Ensuite, aller checker de la documentation sur Wikipédia, c’est pour les noobs planqués en Irlande avec leur chien. Avec Facebook et Twitter j’ai un panel sous la main dès que j’ai une question technique. Quand j’ai eu besoin de la référence d’un appareil photo d’il y a dix ans, je n’ai pas cherché, j’ai demandé. Toute la nuance est là. La réponse m’est venue par voix humaine, avec un affect et je pouvais poser plus de questions si je le souhaitais. Dans le même ordre d’idées si j’ai besoin de conseils, d’expérimenter une technique narrative, je peux utiliser mon blog comme laboratoire. L’écriture quotidienne en plus de muscler mon style et ma discipline me permet d’aller chercher d’autres choses, de me pousser ailleurs.
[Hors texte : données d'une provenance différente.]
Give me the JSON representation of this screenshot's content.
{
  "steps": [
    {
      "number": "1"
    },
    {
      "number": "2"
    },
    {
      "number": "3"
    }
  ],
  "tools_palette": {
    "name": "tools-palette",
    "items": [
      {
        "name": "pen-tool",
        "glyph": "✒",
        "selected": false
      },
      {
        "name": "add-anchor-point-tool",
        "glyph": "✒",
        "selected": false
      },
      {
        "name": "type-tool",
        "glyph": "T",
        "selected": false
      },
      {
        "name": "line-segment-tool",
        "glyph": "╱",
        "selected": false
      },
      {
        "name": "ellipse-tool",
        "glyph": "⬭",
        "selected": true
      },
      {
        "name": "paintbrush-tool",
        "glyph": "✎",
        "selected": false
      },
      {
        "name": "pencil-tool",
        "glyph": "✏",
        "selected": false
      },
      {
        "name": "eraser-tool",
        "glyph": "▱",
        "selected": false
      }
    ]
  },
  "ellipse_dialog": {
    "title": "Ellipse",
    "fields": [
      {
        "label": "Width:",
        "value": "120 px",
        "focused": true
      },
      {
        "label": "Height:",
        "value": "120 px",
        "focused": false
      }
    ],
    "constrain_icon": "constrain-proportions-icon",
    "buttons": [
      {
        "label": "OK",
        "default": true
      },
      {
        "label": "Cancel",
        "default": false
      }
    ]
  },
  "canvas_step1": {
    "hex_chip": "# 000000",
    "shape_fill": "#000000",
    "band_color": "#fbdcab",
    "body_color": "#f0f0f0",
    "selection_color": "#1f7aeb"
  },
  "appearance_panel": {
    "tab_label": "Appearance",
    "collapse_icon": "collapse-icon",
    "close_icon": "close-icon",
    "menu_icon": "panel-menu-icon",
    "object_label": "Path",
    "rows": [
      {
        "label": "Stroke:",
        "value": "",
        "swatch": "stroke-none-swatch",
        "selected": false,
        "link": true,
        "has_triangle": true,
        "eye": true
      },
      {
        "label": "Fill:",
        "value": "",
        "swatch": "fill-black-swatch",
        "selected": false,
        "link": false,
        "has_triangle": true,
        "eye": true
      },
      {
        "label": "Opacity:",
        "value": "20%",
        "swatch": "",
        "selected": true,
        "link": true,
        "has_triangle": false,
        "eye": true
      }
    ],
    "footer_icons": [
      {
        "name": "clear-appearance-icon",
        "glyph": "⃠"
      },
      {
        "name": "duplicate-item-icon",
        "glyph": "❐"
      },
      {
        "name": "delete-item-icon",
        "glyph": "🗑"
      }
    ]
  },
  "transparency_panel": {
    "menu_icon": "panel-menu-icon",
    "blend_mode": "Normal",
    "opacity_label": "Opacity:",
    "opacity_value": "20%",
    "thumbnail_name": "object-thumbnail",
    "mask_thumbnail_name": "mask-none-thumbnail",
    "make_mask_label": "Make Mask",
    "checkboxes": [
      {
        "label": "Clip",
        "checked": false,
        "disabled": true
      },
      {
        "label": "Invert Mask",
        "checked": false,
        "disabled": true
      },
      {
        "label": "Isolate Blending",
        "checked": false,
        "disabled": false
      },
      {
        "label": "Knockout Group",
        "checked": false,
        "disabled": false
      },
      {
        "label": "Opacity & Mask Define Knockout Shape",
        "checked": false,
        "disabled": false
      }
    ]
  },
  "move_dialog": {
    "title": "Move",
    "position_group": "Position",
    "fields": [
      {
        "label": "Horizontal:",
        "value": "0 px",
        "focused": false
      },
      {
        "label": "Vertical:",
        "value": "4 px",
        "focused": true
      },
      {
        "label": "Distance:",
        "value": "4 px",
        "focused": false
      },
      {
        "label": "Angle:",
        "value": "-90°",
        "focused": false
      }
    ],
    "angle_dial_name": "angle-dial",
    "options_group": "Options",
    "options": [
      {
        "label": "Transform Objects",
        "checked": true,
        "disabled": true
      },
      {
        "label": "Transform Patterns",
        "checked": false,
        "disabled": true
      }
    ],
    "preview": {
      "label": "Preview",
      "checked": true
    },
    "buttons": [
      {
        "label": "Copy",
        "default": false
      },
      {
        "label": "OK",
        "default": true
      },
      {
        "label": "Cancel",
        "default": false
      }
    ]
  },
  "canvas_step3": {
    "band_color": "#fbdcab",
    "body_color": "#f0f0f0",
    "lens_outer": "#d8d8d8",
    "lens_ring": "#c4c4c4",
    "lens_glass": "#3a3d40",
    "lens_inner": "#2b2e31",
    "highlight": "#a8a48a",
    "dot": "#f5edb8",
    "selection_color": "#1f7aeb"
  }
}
Et j’ai souvent répété que vos commentaires, votre feedback était une de mes plus puissantes et précieuses sources de motivation.

Alors j’ai bien un ou deux auteurs en tête en France qui utilisent vraiment les Internets. William Rejault a publié un livre en feuilleton sur iPhone, Tatiana De Rosnay est très présente sur Twitter. Mais rien à voir avec les Etats-Unis où des écrivains ont intégré beaucoup plus profondément le numérique dans leur manière de fonctionner. Joe Hill, le fils de Stephen King, blogue et organise régulièrement concours et vente aux enchères pour promouvoir des associations. Chuck Palahniuk vend des cours d’écriture et donne chaque mois son avis sur des nouvelles écrites par ses fans sur ses forums.

Tellement de choses sont possibles, les usages évoluent et j’aime rester à l’affut de toutes les idées que je n’ai pas le temps d’avoir à ce sujet. Sur ce, je retourne dans ma Dropbox.

Sinon, la prochaine fois qu’on voudra écrire un article pour savoir si c’est cool les emails et wikipédia, pas la peine de déranger des auteurs. Ma mère est dispo et peut répondre pareil.